In modern times, it seems unimaginable that there is a place on the Earth we haven’t yet explored, or that there are people who are isolated from the modern civilization.
These isolated groups of people usually live in remote and inaccessible areas of the world, and have developed particular traditions which are, in most cases, very different than any of the well-known traditions and customs throughout the world.
1. The Surma People
This is a tribe in Ethiopia that has never had any contact with Western civilization. It is known for the big lip plugs. They live in groups of a couple of hundred members and take care of humble stock cattle for centuries. Everything else like world wars, colonization issues went around them for decades. A couple of Russian doctors first discovered this tribe in the 1980s, and they tried having a conversation with them. The tribesmen were easily scared since they thought the doctors were walking dead because of their pale skin.
2. Unknown Peruvian Tribe
A tour group accidentally discovered this tribe while walking through the jungles of Peru.
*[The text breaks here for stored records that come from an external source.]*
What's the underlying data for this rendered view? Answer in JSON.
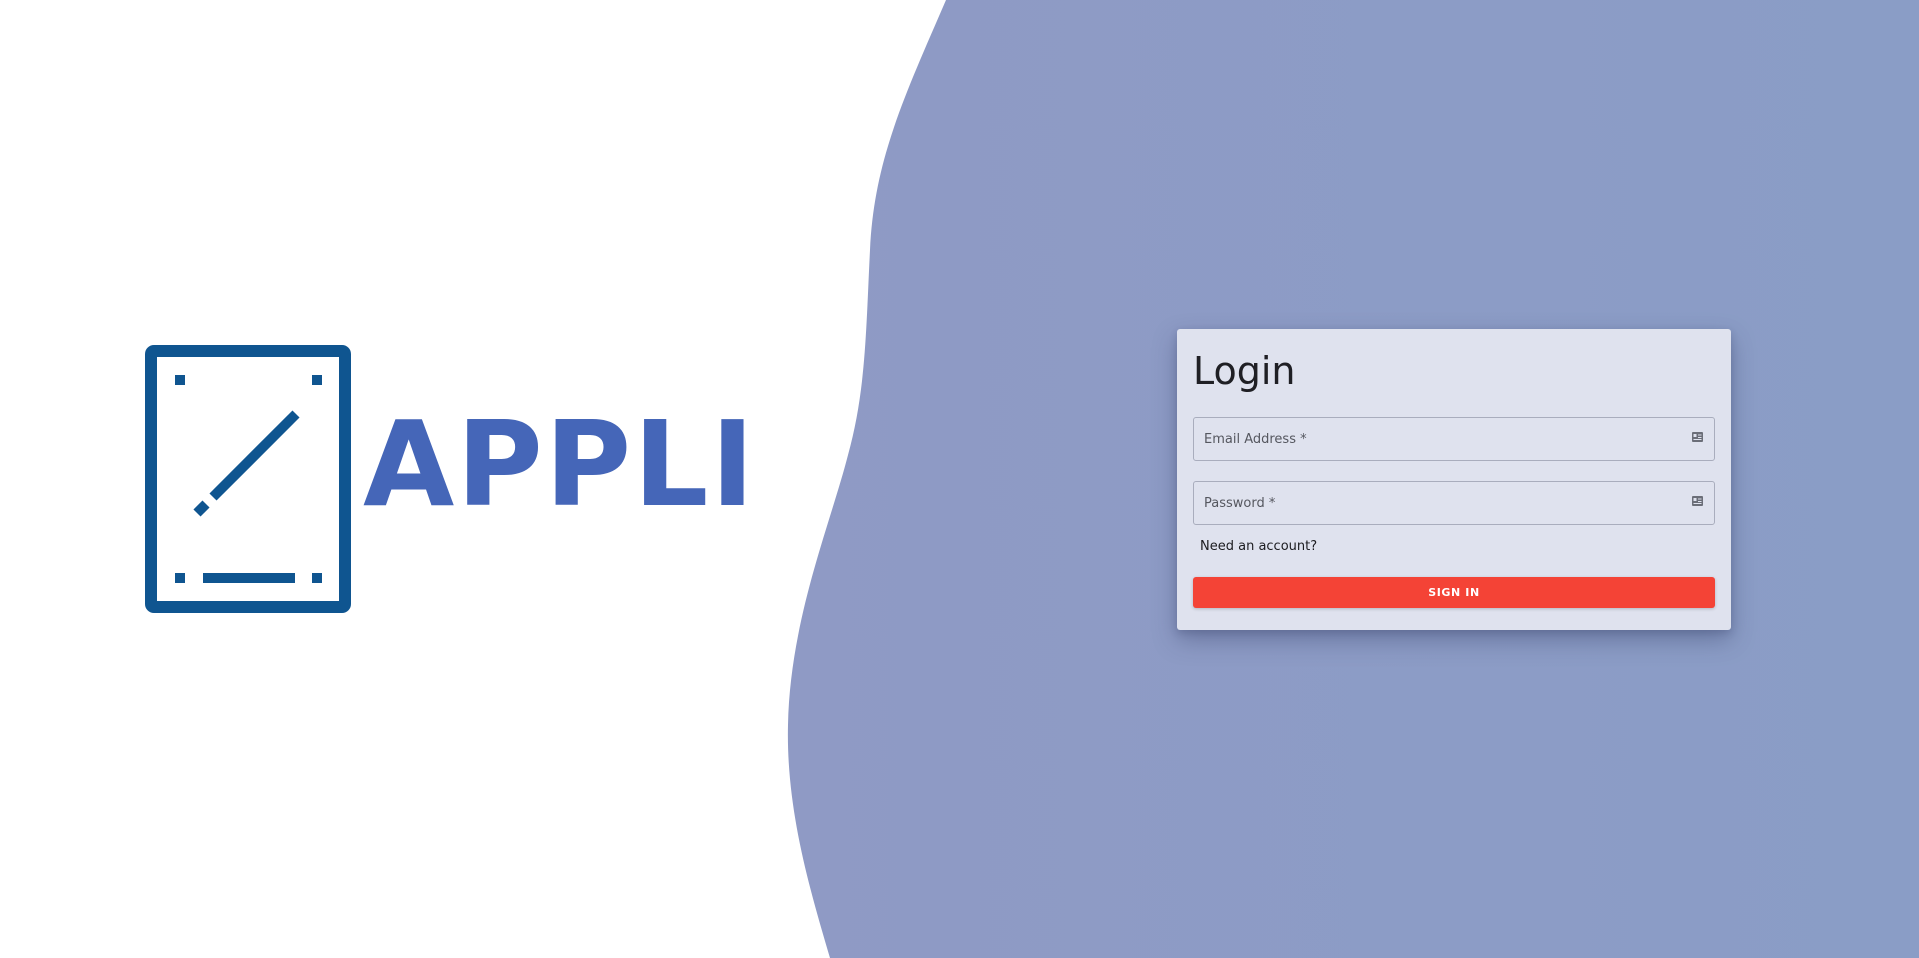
{
  "logo": {
    "word": "APPLI",
    "icon": "note-edit-icon",
    "color": "#0f5590",
    "word_color": "#4566b8"
  },
  "background": {
    "accent": "#8a9dc6"
  },
  "login": {
    "title": "Login",
    "email": {
      "placeholder": "Email Address *",
      "value": "",
      "icon": "id-card-icon"
    },
    "password": {
      "placeholder": "Password *",
      "value": "",
      "icon": "id-card-icon"
    },
    "account_link": "Need an account?",
    "submit_label": "SIGN IN",
    "submit_color": "#f44336",
    "card_color": "#dfe2ee"
  }
}
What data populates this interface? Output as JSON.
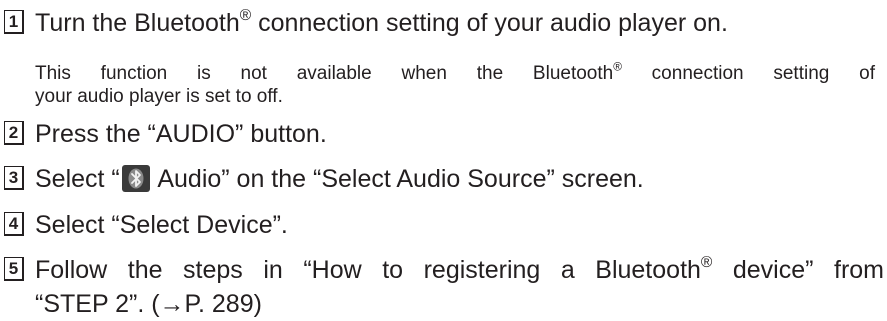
{
  "steps": [
    {
      "num": "1",
      "pre": "Turn the Bluetooth",
      "reg": "®",
      "post": " connection setting of your audio player on."
    },
    {
      "num": "2",
      "text": "Press the “AUDIO” button."
    },
    {
      "num": "3",
      "pre": "Select “",
      "icon": "bluetooth-audio-icon",
      "post": " Audio” on the “Select Audio Source” screen."
    },
    {
      "num": "4",
      "text": "Select “Select Device”."
    },
    {
      "num": "5",
      "line1_pre": "Follow the steps in “How to registering a Bluetooth",
      "reg": "®",
      "line1_post": " device” from",
      "line2": "“STEP 2”. (→P. 289)"
    }
  ],
  "note": {
    "line1_pre": "This function is not available when the Bluetooth",
    "reg": "®",
    "line1_post": " connection setting of",
    "line2": "your audio player is set to off."
  },
  "colors": {
    "text": "#231f20",
    "icon_bg": "#3a3a3a",
    "icon_fg": "#f2f2f2"
  }
}
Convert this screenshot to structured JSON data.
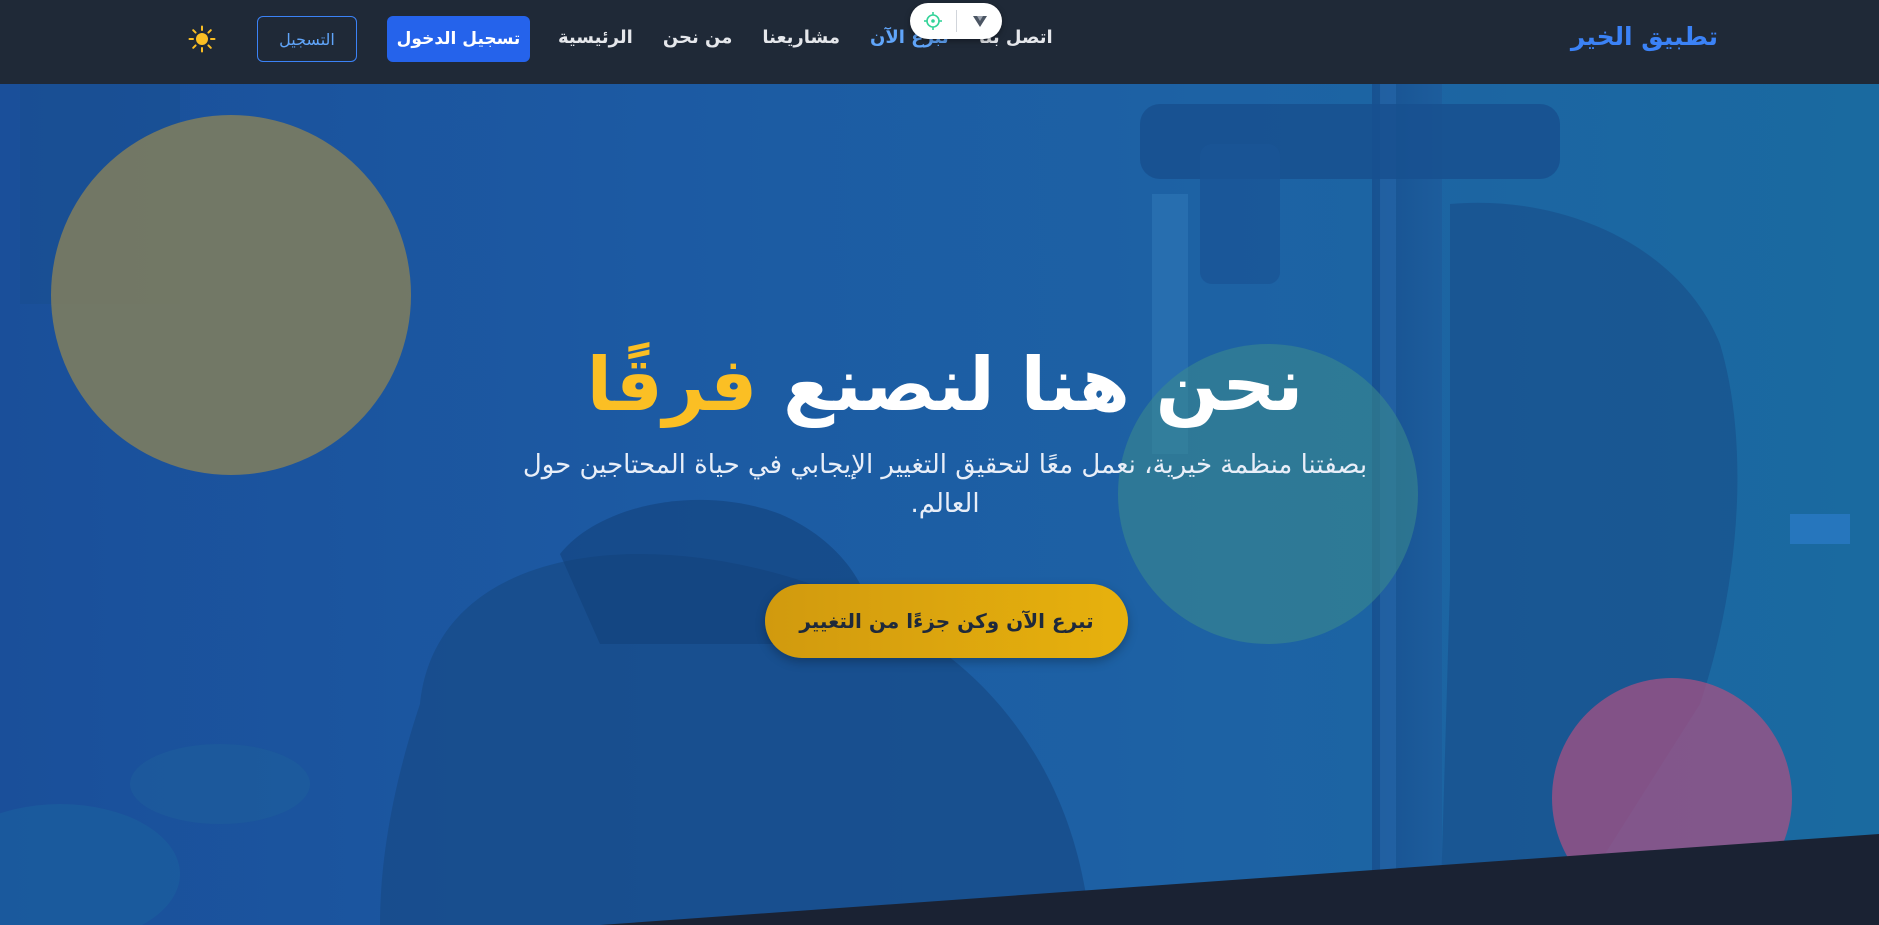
{
  "navbar": {
    "brand": "تطبيق الخير",
    "links": [
      {
        "label": "الرئيسية"
      },
      {
        "label": "من نحن"
      },
      {
        "label": "مشاريعنا"
      },
      {
        "label": "تبرع الآن"
      },
      {
        "label": "اتصل بنا"
      }
    ],
    "active_link": "تبرع الآن",
    "login_label": "تسجيل الدخول",
    "register_label": "التسجيل",
    "theme_icon": "sun-icon"
  },
  "floating_toolbar": {
    "icons": [
      "crosshair-icon",
      "logo-icon"
    ]
  },
  "hero": {
    "title_main": "نحن هنا لنصنع",
    "title_highlight": "فرقًا",
    "subtitle": "بصفتنا منظمة خيرية، نعمل معًا لتحقيق التغيير الإيجابي في حياة المحتاجين حول العالم.",
    "cta_label": "تبرع الآن وكن جزءًا من التغيير"
  },
  "colors": {
    "brand": "#3b82f6",
    "navbar_bg": "#1f2937",
    "accent_yellow": "#fbbf24",
    "primary_button": "#2563eb",
    "active_link": "#60a5fa",
    "hero_overlay": "#1c5aa3"
  }
}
The tribesmen didn’t know any other language like English or Spanish, so that the communication was impossible. The tribe ran into wilderness. The tribe was unknown to anthropologists and has never been seen again since that event.
3. The Brazilian Tribes
The Brazilian National Indian Foundation confirmed that there are 67 uncontacted tribes in Brazil, and therefore it has a larger number of tribes than the New Guinea. However, the government couldn’t determine the exact population of isolated regions in the Amazon. An aircraft flew over the jungle and took many photos with specialized photographic equipment, which helped to get an idea of the number of these isolated people. In 2007, an unexpected thing happened when the tribesmen “attacked” the aircraft with their bows and arrows. In 2011, a satellite also found strange specks in the part of Amazon thought to be uninhabitable. Those specks were in fact people that were settled in a distant part of the Amazon jungle.
4. The New Guinea Tribes
Its mountainous terrain and widespread forests make the Island of New Guinea the least explored by anthropologists. Many people living there are simply extremely hard to contact and there is not much information about them. There have been reports of cannibalism and it is one of the reasons why expeditions rarely try to get in touch with these hostile tribes. In 1961, Michael Rockefeller wanted to explore these terrains but was captured by tribesmen and later probably killed and eaten by them.
5. The Sentinelese Tribe
This tribe located on the North Sentinel Island, between Thailand and India, counts more than 250 members. It is hard to visit this island since the tribesmen are hostile and prone to attack strangers with arrows. Most of the information related to their culture was gathered in the 1960s. Some gifts meant to help them were used in an unusual way – coconuts were eaten, live pigs were shot with arrows and then buried, red buckets were taken but the green ones were left behind, etc. Recently, a National Geographic team was attacked when trying to approach them and a member was shot in the thigh. Two local tour guides were also attacked and killed by the tribesmen. It is known that these tribesmen are able to survive devastating natural disasters like tsunami.